The crash occurs when the configuration file requests edition="EE" but the license file only allows PE features. Fixed.

Testing this now on the development branch (12.x) I get a different failure:

~~Error on line 28 column 64 of lib.overrides.xsl: XTSE0165 I/O error reported by XML parser processing urn:ovidius:names:edk:lib:lib.core.xsl: unknown protocol: urn: unknown protocol: urn I/O error reported by XML parser processing urn:ovidius:names:edk:lib:lib.core.xsl: unknown protocol: urn ~~

This appears to be because the catalog (specified using -catalog on the command line) isn't being picked up.

False alarm. I miscopied the command line options and failed to include -catalog.

I removed the optimization attribute from saxon config and then was able to time-trace the transformation like you. Following the time profile and your hints I realized the following:

(1) There were some functions which could be easily optimized by me. That was filter:match-applic-maps#2 and filter:normalize-applic-map#1.

(2) But there was still much time consumed in function filter:filter-applic-maps#2 . I tried to fragment the function out to get smaller parts which would (in theory) allow me to isolate the problem more in detail. Surprisingly the sum of the time-consumption of the out-fragmented functions was very small compared to filter:filter-applic-maps#2 which was still expensive. Then I did it the other way around and replaced called functions where element nodes were given as arguments with simpler expressions. That help a lot and reduced the time for the function by factor ~3 (another test-set). Unfortunately it is still too much time.

(3) Even if there was no breakthrough with (2), I thought I should test out the transformation in a non-debug mode and without profiling/time-tracing activated. The transformation was -- as before -- not coming to an end. Heap space and CPU time ran full. I supposed that the optimization in profiling mode may in parts be disabled. Et voilà, setting -opt:0 made the transformation run like in profiling mode. I tried to deactivate each optimization to see which one is causing the slowdown and ended with -opt:-t, which is the tail call optimization. How does that come?

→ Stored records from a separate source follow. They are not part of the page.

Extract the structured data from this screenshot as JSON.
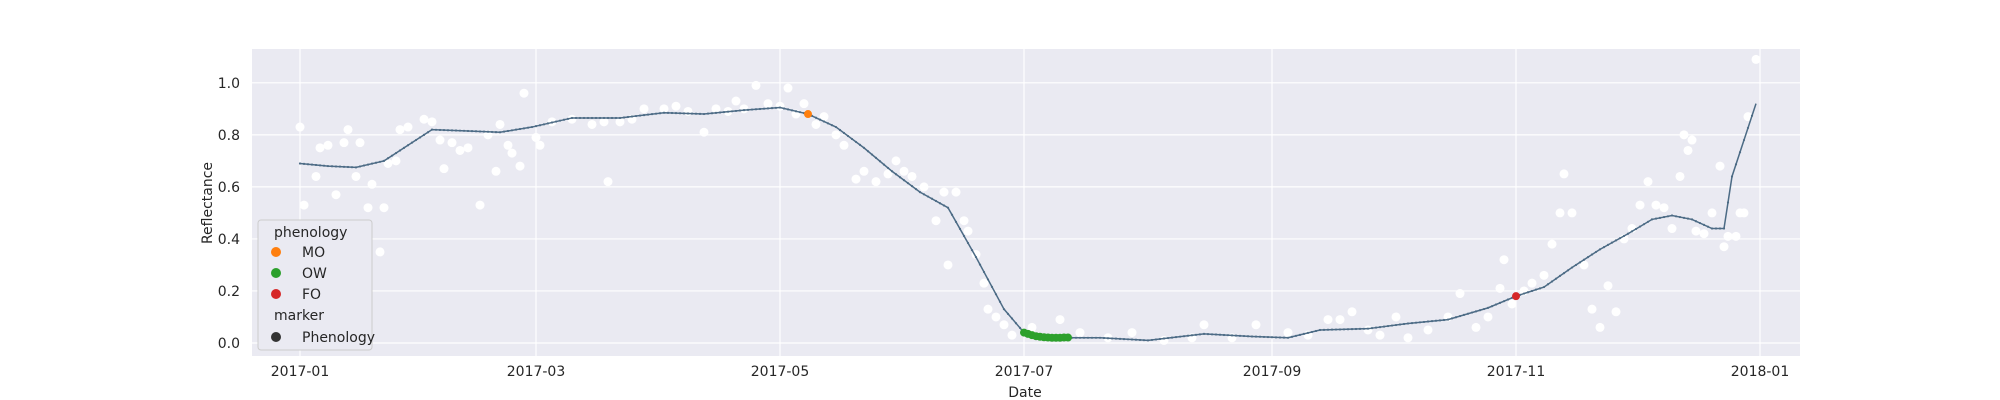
{
  "chart_data": {
    "type": "scatter",
    "title": "",
    "xlabel": "Date",
    "ylabel": "Reflectance",
    "xlim": [
      "2016-12-20",
      "2018-01-11"
    ],
    "ylim": [
      -0.05,
      1.13
    ],
    "x_ticks": [
      "2017-01",
      "2017-03",
      "2017-05",
      "2017-07",
      "2017-09",
      "2017-11",
      "2018-01"
    ],
    "y_ticks": [
      0.0,
      0.2,
      0.4,
      0.6,
      0.8,
      1.0
    ],
    "y_tick_labels": [
      "0.0",
      "0.2",
      "0.4",
      "0.6",
      "0.8",
      "1.0"
    ],
    "grid": true,
    "colors": {
      "background": "#eaeaf2",
      "grid": "#ffffff",
      "observations": "#ffffff",
      "smoothed_line": "#4c6b85",
      "MO": "#ff7f0e",
      "OW": "#2ca02c",
      "FO": "#d62728",
      "marker": "#333333"
    },
    "smoothed_series": [
      [
        "2017-01-01",
        0.69
      ],
      [
        "2017-01-08",
        0.68
      ],
      [
        "2017-01-15",
        0.675
      ],
      [
        "2017-01-22",
        0.7
      ],
      [
        "2017-01-29",
        0.77
      ],
      [
        "2017-02-03",
        0.82
      ],
      [
        "2017-02-12",
        0.815
      ],
      [
        "2017-02-20",
        0.81
      ],
      [
        "2017-02-28",
        0.83
      ],
      [
        "2017-03-10",
        0.865
      ],
      [
        "2017-03-22",
        0.865
      ],
      [
        "2017-04-02",
        0.885
      ],
      [
        "2017-04-12",
        0.88
      ],
      [
        "2017-04-22",
        0.895
      ],
      [
        "2017-05-01",
        0.905
      ],
      [
        "2017-05-08",
        0.88
      ],
      [
        "2017-05-15",
        0.83
      ],
      [
        "2017-05-22",
        0.75
      ],
      [
        "2017-05-29",
        0.66
      ],
      [
        "2017-06-05",
        0.58
      ],
      [
        "2017-06-12",
        0.52
      ],
      [
        "2017-06-19",
        0.33
      ],
      [
        "2017-06-26",
        0.13
      ],
      [
        "2017-07-01",
        0.04
      ],
      [
        "2017-07-05",
        0.025
      ],
      [
        "2017-07-12",
        0.02
      ],
      [
        "2017-07-20",
        0.02
      ],
      [
        "2017-08-01",
        0.01
      ],
      [
        "2017-08-15",
        0.035
      ],
      [
        "2017-08-27",
        0.025
      ],
      [
        "2017-09-05",
        0.02
      ],
      [
        "2017-09-13",
        0.05
      ],
      [
        "2017-09-25",
        0.055
      ],
      [
        "2017-10-05",
        0.075
      ],
      [
        "2017-10-15",
        0.09
      ],
      [
        "2017-10-25",
        0.135
      ],
      [
        "2017-11-01",
        0.18
      ],
      [
        "2017-11-08",
        0.215
      ],
      [
        "2017-11-15",
        0.29
      ],
      [
        "2017-11-22",
        0.36
      ],
      [
        "2017-11-29",
        0.42
      ],
      [
        "2017-12-05",
        0.475
      ],
      [
        "2017-12-10",
        0.49
      ],
      [
        "2017-12-15",
        0.475
      ],
      [
        "2017-12-20",
        0.44
      ],
      [
        "2017-12-23",
        0.44
      ],
      [
        "2017-12-25",
        0.64
      ],
      [
        "2017-12-31",
        0.92
      ]
    ],
    "observations": [
      [
        "2017-01-01",
        0.83
      ],
      [
        "2017-01-02",
        0.53
      ],
      [
        "2017-01-05",
        0.64
      ],
      [
        "2017-01-06",
        0.75
      ],
      [
        "2017-01-08",
        0.76
      ],
      [
        "2017-01-10",
        0.57
      ],
      [
        "2017-01-12",
        0.77
      ],
      [
        "2017-01-13",
        0.82
      ],
      [
        "2017-01-15",
        0.64
      ],
      [
        "2017-01-16",
        0.77
      ],
      [
        "2017-01-18",
        0.52
      ],
      [
        "2017-01-19",
        0.61
      ],
      [
        "2017-01-21",
        0.35
      ],
      [
        "2017-01-22",
        0.52
      ],
      [
        "2017-01-23",
        0.69
      ],
      [
        "2017-01-25",
        0.7
      ],
      [
        "2017-01-26",
        0.82
      ],
      [
        "2017-01-28",
        0.83
      ],
      [
        "2017-02-01",
        0.86
      ],
      [
        "2017-02-03",
        0.85
      ],
      [
        "2017-02-05",
        0.78
      ],
      [
        "2017-02-06",
        0.67
      ],
      [
        "2017-02-08",
        0.77
      ],
      [
        "2017-02-10",
        0.74
      ],
      [
        "2017-02-12",
        0.75
      ],
      [
        "2017-02-15",
        0.53
      ],
      [
        "2017-02-17",
        0.8
      ],
      [
        "2017-02-19",
        0.66
      ],
      [
        "2017-02-20",
        0.84
      ],
      [
        "2017-02-22",
        0.76
      ],
      [
        "2017-02-23",
        0.73
      ],
      [
        "2017-02-25",
        0.68
      ],
      [
        "2017-02-26",
        0.96
      ],
      [
        "2017-03-01",
        0.79
      ],
      [
        "2017-03-02",
        0.76
      ],
      [
        "2017-03-05",
        0.85
      ],
      [
        "2017-03-10",
        0.86
      ],
      [
        "2017-03-15",
        0.84
      ],
      [
        "2017-03-18",
        0.85
      ],
      [
        "2017-03-19",
        0.62
      ],
      [
        "2017-03-22",
        0.85
      ],
      [
        "2017-03-25",
        0.86
      ],
      [
        "2017-03-28",
        0.9
      ],
      [
        "2017-04-02",
        0.9
      ],
      [
        "2017-04-05",
        0.91
      ],
      [
        "2017-04-08",
        0.89
      ],
      [
        "2017-04-12",
        0.81
      ],
      [
        "2017-04-15",
        0.9
      ],
      [
        "2017-04-18",
        0.89
      ],
      [
        "2017-04-20",
        0.93
      ],
      [
        "2017-04-22",
        0.9
      ],
      [
        "2017-04-25",
        0.99
      ],
      [
        "2017-04-28",
        0.92
      ],
      [
        "2017-05-01",
        0.91
      ],
      [
        "2017-05-03",
        0.98
      ],
      [
        "2017-05-05",
        0.88
      ],
      [
        "2017-05-07",
        0.92
      ],
      [
        "2017-05-10",
        0.84
      ],
      [
        "2017-05-12",
        0.87
      ],
      [
        "2017-05-15",
        0.8
      ],
      [
        "2017-05-17",
        0.76
      ],
      [
        "2017-05-20",
        0.63
      ],
      [
        "2017-05-22",
        0.66
      ],
      [
        "2017-05-25",
        0.62
      ],
      [
        "2017-05-28",
        0.65
      ],
      [
        "2017-05-30",
        0.7
      ],
      [
        "2017-06-01",
        0.66
      ],
      [
        "2017-06-03",
        0.64
      ],
      [
        "2017-06-06",
        0.6
      ],
      [
        "2017-06-09",
        0.47
      ],
      [
        "2017-06-11",
        0.58
      ],
      [
        "2017-06-12",
        0.3
      ],
      [
        "2017-06-14",
        0.58
      ],
      [
        "2017-06-16",
        0.47
      ],
      [
        "2017-06-17",
        0.43
      ],
      [
        "2017-06-19",
        0.34
      ],
      [
        "2017-06-21",
        0.23
      ],
      [
        "2017-06-22",
        0.13
      ],
      [
        "2017-06-24",
        0.1
      ],
      [
        "2017-06-26",
        0.07
      ],
      [
        "2017-06-28",
        0.03
      ],
      [
        "2017-07-03",
        0.06
      ],
      [
        "2017-07-10",
        0.09
      ],
      [
        "2017-07-15",
        0.04
      ],
      [
        "2017-07-22",
        0.02
      ],
      [
        "2017-07-28",
        0.04
      ],
      [
        "2017-08-05",
        0.01
      ],
      [
        "2017-08-12",
        0.02
      ],
      [
        "2017-08-15",
        0.07
      ],
      [
        "2017-08-22",
        0.02
      ],
      [
        "2017-08-28",
        0.07
      ],
      [
        "2017-09-05",
        0.04
      ],
      [
        "2017-09-10",
        0.03
      ],
      [
        "2017-09-15",
        0.09
      ],
      [
        "2017-09-18",
        0.09
      ],
      [
        "2017-09-21",
        0.12
      ],
      [
        "2017-09-25",
        0.05
      ],
      [
        "2017-09-28",
        0.03
      ],
      [
        "2017-10-02",
        0.1
      ],
      [
        "2017-10-05",
        0.02
      ],
      [
        "2017-10-10",
        0.05
      ],
      [
        "2017-10-15",
        0.1
      ],
      [
        "2017-10-18",
        0.19
      ],
      [
        "2017-10-22",
        0.06
      ],
      [
        "2017-10-25",
        0.1
      ],
      [
        "2017-10-28",
        0.21
      ],
      [
        "2017-10-29",
        0.32
      ],
      [
        "2017-10-31",
        0.15
      ],
      [
        "2017-11-03",
        0.2
      ],
      [
        "2017-11-05",
        0.23
      ],
      [
        "2017-11-08",
        0.26
      ],
      [
        "2017-11-10",
        0.38
      ],
      [
        "2017-11-12",
        0.5
      ],
      [
        "2017-11-13",
        0.65
      ],
      [
        "2017-11-15",
        0.5
      ],
      [
        "2017-11-18",
        0.3
      ],
      [
        "2017-11-20",
        0.13
      ],
      [
        "2017-11-22",
        0.06
      ],
      [
        "2017-11-24",
        0.22
      ],
      [
        "2017-11-26",
        0.12
      ],
      [
        "2017-11-28",
        0.4
      ],
      [
        "2017-11-30",
        0.44
      ],
      [
        "2017-12-02",
        0.53
      ],
      [
        "2017-12-04",
        0.62
      ],
      [
        "2017-12-06",
        0.53
      ],
      [
        "2017-12-08",
        0.52
      ],
      [
        "2017-12-10",
        0.44
      ],
      [
        "2017-12-12",
        0.64
      ],
      [
        "2017-12-13",
        0.8
      ],
      [
        "2017-12-14",
        0.74
      ],
      [
        "2017-12-15",
        0.78
      ],
      [
        "2017-12-16",
        0.43
      ],
      [
        "2017-12-18",
        0.42
      ],
      [
        "2017-12-20",
        0.5
      ],
      [
        "2017-12-22",
        0.68
      ],
      [
        "2017-12-23",
        0.37
      ],
      [
        "2017-12-24",
        0.41
      ],
      [
        "2017-12-26",
        0.41
      ],
      [
        "2017-12-27",
        0.5
      ],
      [
        "2017-12-28",
        0.5
      ],
      [
        "2017-12-29",
        0.87
      ],
      [
        "2017-12-31",
        1.09
      ]
    ],
    "phenology_points": [
      {
        "label": "MO",
        "dates": [
          "2017-05-08"
        ],
        "values": [
          0.88
        ]
      },
      {
        "label": "OW",
        "dates": [
          "2017-07-01",
          "2017-07-02",
          "2017-07-03",
          "2017-07-04",
          "2017-07-05",
          "2017-07-06",
          "2017-07-07",
          "2017-07-08",
          "2017-07-09",
          "2017-07-10",
          "2017-07-11",
          "2017-07-12"
        ],
        "values": [
          0.04,
          0.035,
          0.03,
          0.026,
          0.024,
          0.022,
          0.021,
          0.02,
          0.02,
          0.02,
          0.021,
          0.021
        ]
      },
      {
        "label": "FO",
        "dates": [
          "2017-11-01"
        ],
        "values": [
          0.18
        ]
      }
    ],
    "legend": {
      "placement": "lower-left",
      "group_titles": [
        "phenology",
        "marker"
      ],
      "entries": [
        {
          "label": "MO",
          "color": "#ff7f0e"
        },
        {
          "label": "OW",
          "color": "#2ca02c"
        },
        {
          "label": "FO",
          "color": "#d62728"
        }
      ],
      "marker_entry": {
        "label": "Phenology",
        "color": "#333333"
      }
    }
  }
}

(4) Removing new-each-time="true" did not seem to be a solution. The transformation became even more slow. There is a function that creates an element-based map/list and there is a function that normalizes those maps. Both produce elements and are called often. In this case the node IDs play no role for the transformation. The elements are "just data". I'm not confident that this it is a main cause as we had these element-based maps before without problems. What would be an alternative?

For the record:

(5) I replaced the element-based maps/lists with map-based ones to see if that brings performance advantages (element(applic-item)* becomes map(*)*), but that doesn't make a significant difference.

(6) I reduced the calls of exf:variant#1 by making simple comparisons with the parent element to check if a different result is to be expected. If not than a result is taken from a tunneled parameter. Even if this is just a workaround, it is effective and reduces transformation time by factor ~5 on top of the reduction described in (2).

The primary problem I investigated was the heap space problem, this was definitely caused by keeping about 300K XML trees in memory to support the caching of function results. Getting rid of this caching isn't going to make things run faster (on the contrary) - caching is a space/time tradeoff and removing the caching will solve the memory problem at the cost of increasing execution time.

I'm pleased you're making progress in eliminating some of the performance bottlenecks.

We're now in territory where there's no evidence of a Saxon bug or design problem, you're essentially asking for performance consultancy to tune your application. I'm afraid we're not resourced to provide that.

You asked about tail call optimization. The primary purpose of tail call optimization is to prevent stack overflow. I would expect it to be roughly neutral in terms of the effect on execution speed. You're right that certain optimizations are suppressed when tracing is in force - monitoring the entry and exit to functions isn't really possible if function calls aren't executed in the normal way.

Do you have data on how the elapsed time of the transformation increases with input data size?